Circola online un breve video nel quale la renziana Maria Elena Boschi sottolinea quasi con gaudio che «gli sconfitti di queste elezioni sono Salvini e Letta». La stessa Boschi poi si dice soddisfatta per il risultato di Azione-Italia Viva che andava profilandosi ieri notte «verso la doppia cifra». In realtà il cosiddetto "terzo polo" si è rivelato un enorme flop, checché ne vogliano dire i suoi diretti esponenti. E questo perché nessuno degli obiettivi prefissati dalla strana coppia Calenda-Renzi è stato in realtà raggiunto: il 10% è restato un miraggio, così come sia alla Camera che al Senato Azione-Italia Viva ha preso meno voti di Forza Italia, ovvero il 7,78% alla Camera ed il 7,73% al Senato. In aggiunta, il fallimento del progetto calendarenziano è tutto spiegato nel contrappasso spietato che vede il sedicente "terzo polo" arrivare fatalmente quarto dietro ai tanto vituperati Cinquestelle, quelli che per Calenda vanno bene solo come insegna degli hotel (cit.). 

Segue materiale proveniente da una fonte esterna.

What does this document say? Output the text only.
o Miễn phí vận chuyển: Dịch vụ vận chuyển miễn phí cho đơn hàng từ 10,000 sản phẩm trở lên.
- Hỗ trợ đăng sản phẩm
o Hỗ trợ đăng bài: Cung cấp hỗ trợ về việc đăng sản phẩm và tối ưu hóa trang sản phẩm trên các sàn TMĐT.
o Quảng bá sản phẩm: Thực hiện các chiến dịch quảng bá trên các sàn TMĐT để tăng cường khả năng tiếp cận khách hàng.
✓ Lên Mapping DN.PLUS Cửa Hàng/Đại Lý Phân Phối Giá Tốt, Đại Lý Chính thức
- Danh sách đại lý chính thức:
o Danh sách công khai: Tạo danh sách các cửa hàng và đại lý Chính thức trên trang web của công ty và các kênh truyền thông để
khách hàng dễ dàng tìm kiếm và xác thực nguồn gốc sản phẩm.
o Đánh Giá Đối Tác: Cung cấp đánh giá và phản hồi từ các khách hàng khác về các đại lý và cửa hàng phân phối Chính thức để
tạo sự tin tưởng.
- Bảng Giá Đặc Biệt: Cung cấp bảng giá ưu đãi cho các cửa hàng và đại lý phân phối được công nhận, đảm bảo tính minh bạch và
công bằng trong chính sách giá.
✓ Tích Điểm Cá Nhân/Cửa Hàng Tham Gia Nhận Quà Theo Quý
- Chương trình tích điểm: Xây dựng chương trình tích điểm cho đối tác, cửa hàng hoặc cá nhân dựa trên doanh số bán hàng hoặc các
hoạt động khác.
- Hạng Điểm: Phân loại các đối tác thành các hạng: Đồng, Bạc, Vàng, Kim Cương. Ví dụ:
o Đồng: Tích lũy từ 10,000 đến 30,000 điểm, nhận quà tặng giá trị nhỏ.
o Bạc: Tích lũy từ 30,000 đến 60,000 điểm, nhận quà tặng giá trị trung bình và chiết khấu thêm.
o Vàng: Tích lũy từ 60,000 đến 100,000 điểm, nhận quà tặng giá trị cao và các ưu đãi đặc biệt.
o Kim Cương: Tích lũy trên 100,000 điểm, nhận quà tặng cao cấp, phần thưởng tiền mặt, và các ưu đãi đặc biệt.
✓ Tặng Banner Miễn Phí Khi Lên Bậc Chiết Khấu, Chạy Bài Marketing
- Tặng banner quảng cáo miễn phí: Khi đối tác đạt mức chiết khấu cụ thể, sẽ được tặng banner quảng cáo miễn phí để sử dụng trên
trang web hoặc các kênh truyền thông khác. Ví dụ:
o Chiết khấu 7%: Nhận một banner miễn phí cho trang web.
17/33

Ora, è evidente che anche il Partito democratico è andato maluccio. Ha preso meno del 20% sia alla Camera che al Senato, rispettivamente il 19,10% ed il 18,97%. Anche qui, tuttavia, a parlar forte e chiaro è l'analisi dei flussi elettorali. Lo "strappo" di Calenda dopo l'accordo raggiunto con Letta ha portato, nei fatti, ad una migrazione dei voti proprio del Partito democratico verso Azione-Italia Viva, là dove la lista di Renzi e Calenda sarebbe invece nata, nelle intenzioni dichiarate dei due leader, per sottrarre voti al centrodestra. Col senno di poi son bravi tutti, ma è evidente che il 7% di Azione-Italia Viva sommato al circa 19% del Pd sarebbe da solo bastato per quantomeno eguagliare il risultato di Fratelli d'Italia.

Un discorso non troppo dissimile si potrebbe ovviamente fare anche volgendo lo sguardo a quel famoso virtuale "campo largo" repentinamente abbandonato da Enrico Letta all'indomani dell'apertura della crisi di governo, mettendo all'angolo i correi del Movimento 5 Stelle ritenuti colpevoli di aver affossato Mario Draghi e la sua scialuppa. È infatti innegabile che il 15% circa ottenuto dai grillini sia alla Camera che al Senato sia un risultato per certi aspetti sorprendente, sicuramente buono a fronte della caduta libera annunciata prima del voto, pur non volendo dimenticare che si tratta comunque di un dimezzamento delle preferenze ottenute cinque anni fa.

Resta dunque a maggior ragione un'enorme incognita nel campo dei cosiddetti "progressisti", ovvero con chi diavolo voglia il partito di maggioranza relativa in tale ambito, cioè appunto il Pd, provare a governare un domani il paese. Perché una cosa è certa, da soli i dem con gli attuali compagni di viaggio, non sono in grado di andare da alcuna parte. O il Pd prova a tendere una mano al centro di Calenda e Renzi, oppure prova a riallacciare i rapporti con "Giuseppi" ed il suo redivivo Movimento 5 Stelle che pesca voti là dove i dem fanno molta più fatica: periferie e sud Italia. In entrambi i casi si tratterebbe chiaramente di ingoiare qualche proverbiale "rospo".